Alfie spends the off season building a new fleet of coffins and filling them with soil from his native Gothenburg, Sweden. Once stashed around NHL markets, these materials help Alfie rejuvenate during wearying road trips.
Here's a picture of Alfredsson taken shortly after a grueling NHL season.
Due to quirks related to being a vampire, Alfie's shadow gets credited with an assist whenever he nets a goal.
This prep work costs thousands on top of the expenses associated with concealing the many victims of Alfie's vampiric blood lust. Thus it's no surprise that the Sens quibbled with their former captain over his salary demands last July.
Before you mention having seen Alfie in daylight, keep in mind that some folklore traditions (e.g. Bram Stoker's Dracula) maintain that vampires walk about in the day, but their powers are weakened.

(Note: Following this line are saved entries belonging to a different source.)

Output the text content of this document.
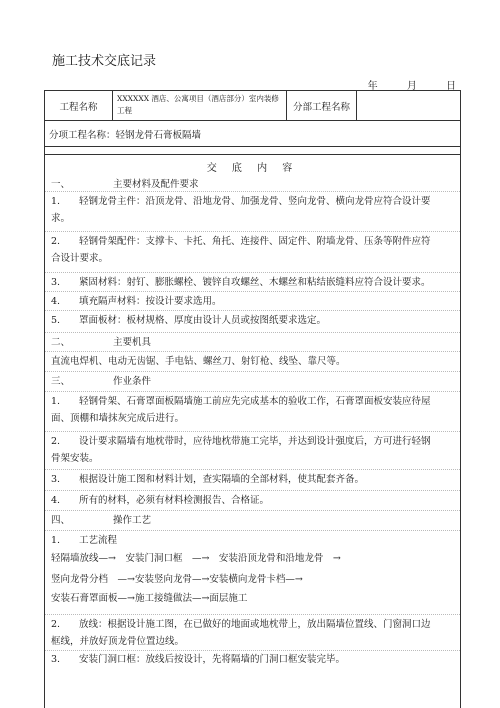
施工技术交底记录
年	月	日
工程名称
XXXXXX 酒店、公寓项目（酒店部分）室内装修工程	分部工程名称
分项工程名称：轻钢龙骨石膏板隔墙
交 底 内 容
一、	主要材料及配件要求
1. 轻钢龙骨主件：沿顶龙骨、沿地龙骨、加强龙骨、竖向龙骨、横向龙骨应符合设计要
求。
2. 轻钢骨架配件：支撑卡、卡托、角托、连接件、固定件、附墙龙骨、压条等附件应符
合设计要求。
3. 紧固材料：射钉、膨胀螺栓、镀锌自攻螺丝、木螺丝和粘结嵌缝料应符合设计要求。
4. 填充隔声材料：按设计要求选用。
5. 罩面板材：板材规格、厚度由设计人员或按图纸要求选定。
二、	主要机具
直流电焊机、电动无齿锯、手电钻、螺丝刀、射钉枪、线坠、靠尺等。
三、	作业条件
1. 轻钢骨架、石膏罩面板隔墙施工前应先完成基本的验收工作，石膏罩面板安装应待屋
面、顶棚和墙抹灰完成后进行。
2. 设计要求隔墙有地枕带时，应待地枕带施工完毕，并达到设计强度后，方可进行轻钢
骨架安装。
3. 根据设计施工图和材料计划，查实隔墙的全部材料，使其配套齐备。
4. 所有的材料，必须有材料检测报告、合格证。
四、	操作工艺
1. 工艺流程
轻隔墙放线—→　安装门洞口框　—→　安装沿顶龙骨和沿地龙骨　→
竖向龙骨分档　—→安装竖向龙骨—→安装横向龙骨卡档—→
安装石膏罩面板—→施工接缝做法—→面层施工
2. 放线：根据设计施工图，在已做好的地面或地枕带上，放出隔墙位置线、门窗洞口边
框线，并放好顶龙骨位置边线。
3. 安装门洞口框：放线后按设计，先将隔墙的门洞口框安装完毕。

So, Alfie's poor play in the upcoming Winter Classic matinee game should confirm his undead status.
Since Alfie's departure and Spartacat's neutering, the Sens have diminished two major sources of financial hardship. Yet they still need to recoup losses accrued over the last decade. Here are some austerity measures that we might see the franchise enact in order to make a profit in the near future.
1. Murray must make due
On top of imposing an internal salary cap, Melnyk will slash front-office expenses by laying off the organization's scouting staff and downgrading its technological resources. To help Murray multitask during the trade deadline, Melnyk will crazy glue a Zack Morris phone to Murray's ear so that the GM can send paperwork via carrier pigeon while he continues to take calls from colleagues.

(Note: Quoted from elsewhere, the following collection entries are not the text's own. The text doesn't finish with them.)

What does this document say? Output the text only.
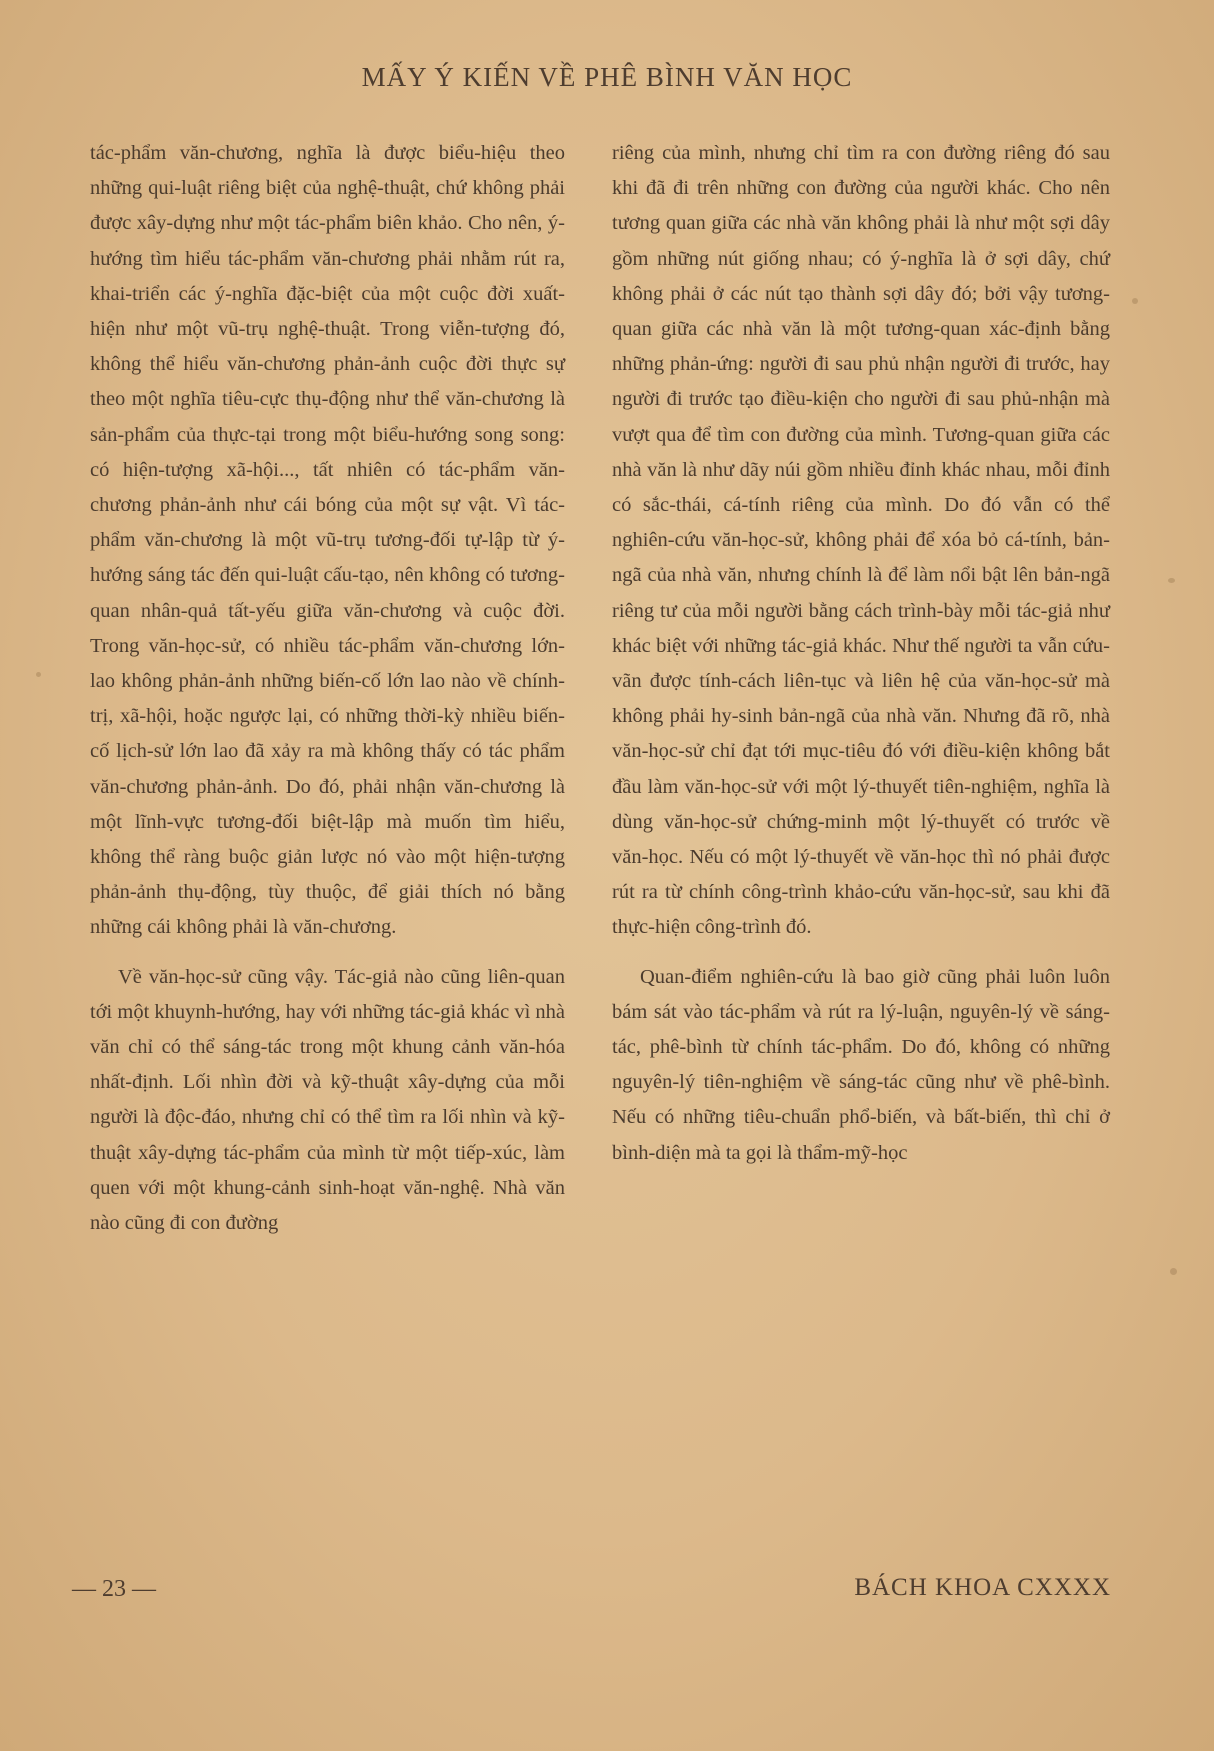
MẤY Ý KIẾN VỀ PHÊ BÌNH VĂN HỌC

tác-phẩm văn-chương, nghĩa là được biểu-hiệu theo những qui-luật riêng biệt của nghệ-thuật, chứ không phải được xây-dựng như một tác-phẩm biên khảo. Cho nên, ý-hướng tìm hiểu tác-phẩm văn-chương phải nhằm rút ra, khai-triển các ý-nghĩa đặc-biệt của một cuộc đời xuất-hiện như một vũ-trụ nghệ-thuật. Trong viễn-tượng đó, không thể hiểu văn-chương phản-ảnh cuộc đời thực sự theo một nghĩa tiêu-cực thụ-động như thể văn-chương là sản-phẩm của thực-tại trong một biểu-hướng song song: có hiện-tượng xã-hội..., tất nhiên có tác-phẩm văn-chương phản-ảnh như cái bóng của một sự vật. Vì tác-phẩm văn-chương là một vũ-trụ tương-đối tự-lập từ ý-hướng sáng tác đến qui-luật cấu-tạo, nên không có tương-quan nhân-quả tất-yếu giữa văn-chương và cuộc đời. Trong văn-học-sử, có nhiều tác-phẩm văn-chương lớn-lao không phản-ảnh những biến-cố lớn lao nào về chính-trị, xã-hội, hoặc ngược lại, có những thời-kỳ nhiều biến-cố lịch-sử lớn lao đã xảy ra mà không thấy có tác phẩm văn-chương phản-ảnh. Do đó, phải nhận văn-chương là một lĩnh-vực tương-đối biệt-lập mà muốn tìm hiểu, không thể ràng buộc giản lược nó vào một hiện-tượng phản-ảnh thụ-động, tùy thuộc, để giải thích nó bằng những cái không phải là văn-chương.

Về văn-học-sử cũng vậy. Tác-giả nào cũng liên-quan tới một khuynh-hướng, hay với những tác-giả khác vì nhà văn chỉ có thể sáng-tác trong một khung cảnh văn-hóa nhất-định. Lối nhìn đời và kỹ-thuật xây-dựng của mỗi người là độc-đáo, nhưng chỉ có thể tìm ra lối nhìn và kỹ-thuật xây-dựng tác-phẩm của mình từ một tiếp-xúc, làm quen với một khung-cảnh sinh-hoạt văn-nghệ. Nhà văn nào cũng đi con đường

riêng của mình, nhưng chỉ tìm ra con đường riêng đó sau khi đã đi trên những con đường của người khác. Cho nên tương quan giữa các nhà văn không phải là như một sợi dây gồm những nút giống nhau; có ý-nghĩa là ở sợi dây, chứ không phải ở các nút tạo thành sợi dây đó; bởi vậy tương-quan giữa các nhà văn là một tương-quan xác-định bằng những phản-ứng: người đi sau phủ nhận người đi trước, hay người đi trước tạo điều-kiện cho người đi sau phủ-nhận mà vượt qua để tìm con đường của mình. Tương-quan giữa các nhà văn là như dãy núi gồm nhiều đỉnh khác nhau, mỗi đỉnh có sắc-thái, cá-tính riêng của mình. Do đó vẫn có thể nghiên-cứu văn-học-sử, không phải để xóa bỏ cá-tính, bản-ngã của nhà văn, nhưng chính là để làm nổi bật lên bản-ngã riêng tư của mỗi người bằng cách trình-bày mỗi tác-giả như khác biệt với những tác-giả khác. Như thế người ta vẫn cứu-vãn được tính-cách liên-tục và liên hệ của văn-học-sử mà không phải hy-sinh bản-ngã của nhà văn. Nhưng đã rõ, nhà văn-học-sử chỉ đạt tới mục-tiêu đó với điều-kiện không bắt đầu làm văn-học-sử với một lý-thuyết tiên-nghiệm, nghĩa là dùng văn-học-sử chứng-minh một lý-thuyết có trước về văn-học. Nếu có một lý-thuyết về văn-học thì nó phải được rút ra từ chính công-trình khảo-cứu văn-học-sử, sau khi đã thực-hiện công-trình đó.

Quan-điểm nghiên-cứu là bao giờ cũng phải luôn luôn bám sát vào tác-phẩm và rút ra lý-luận, nguyên-lý về sáng-tác, phê-bình từ chính tác-phẩm. Do đó, không có những nguyên-lý tiên-nghiệm về sáng-tác cũng như về phê-bình. Nếu có những tiêu-chuẩn phổ-biến, và bất-biến, thì chỉ ở bình-diện mà ta gọi là thẩm-mỹ-học

— 23 —	BÁCH KHOA CXXXX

Pictured: Bryan Murray rocks being a GM old school.
2. Salary circumvention
This proposal will honour Phillips' dedication to the team. Unlike franchise players such as Alexei Yashin, Danny Heatley, Marian Hossa, Zdeno Chara, and Daniel Alfredsson, Phillips has never demanded a trade, held out during contract negotiations, refused to take a pay cut for the team, or walked away as a UFA over Melnyk's miserliness.
By making Phillips a heritage site in recognition of his unique willingness to be a career Senator, Melnyk would receive funding to ensure that tourists can visit the team's rare cultural artefact.
3. Rebooting bench-side refreshments
The Sens will stop providing Gatorade on the bench during games. Instead, water bottles will be filled with a mixture of Kool-Aid and crystal meth. At first, this measure will incur expenses as players chew through several mouth guards each night. However, those expenses will eventually drop along with the players' meth-rotted teeth.
4. Creative cap circumvention
During home games, the Sens will hold the "Anyone Can Be a Senator" fan contest. The winner will get to serve as a linemate during an actual NHL game (after he or she signs both a waiver regarding potential injury and an agreement to donate their league-minimum salary to a charity of Melnyk's choice). The charity will most likely be the Senators' "Help Stop this Contest" foundation for fans permanently injured after being conscripted into on-ice service.
5. Throwbacks that throw waaay back
In order to cut equipment costs, Melnnyk will introduce prelapsarian throwback jerseys. These outfits will allow players to skate as Adam and Eve did in the Garden of Eden. Should anyone complain about the franchise's decision to ice an entire lineup of naked men, the players will be instructed to put on Sens-themed fig leaves.
Instead of "thank you fans," Melnyk will have a sign reading "you're welcome, ladies" placed under the ice at Canadian Tire Centre.
To shelter revenues from taxes, Melnyk will push to have the Ottawa Senators reclassified as a charity. To provide evidence in support of the team's charitable status, Melnyk will point to Erik Karlsson's many giveaways.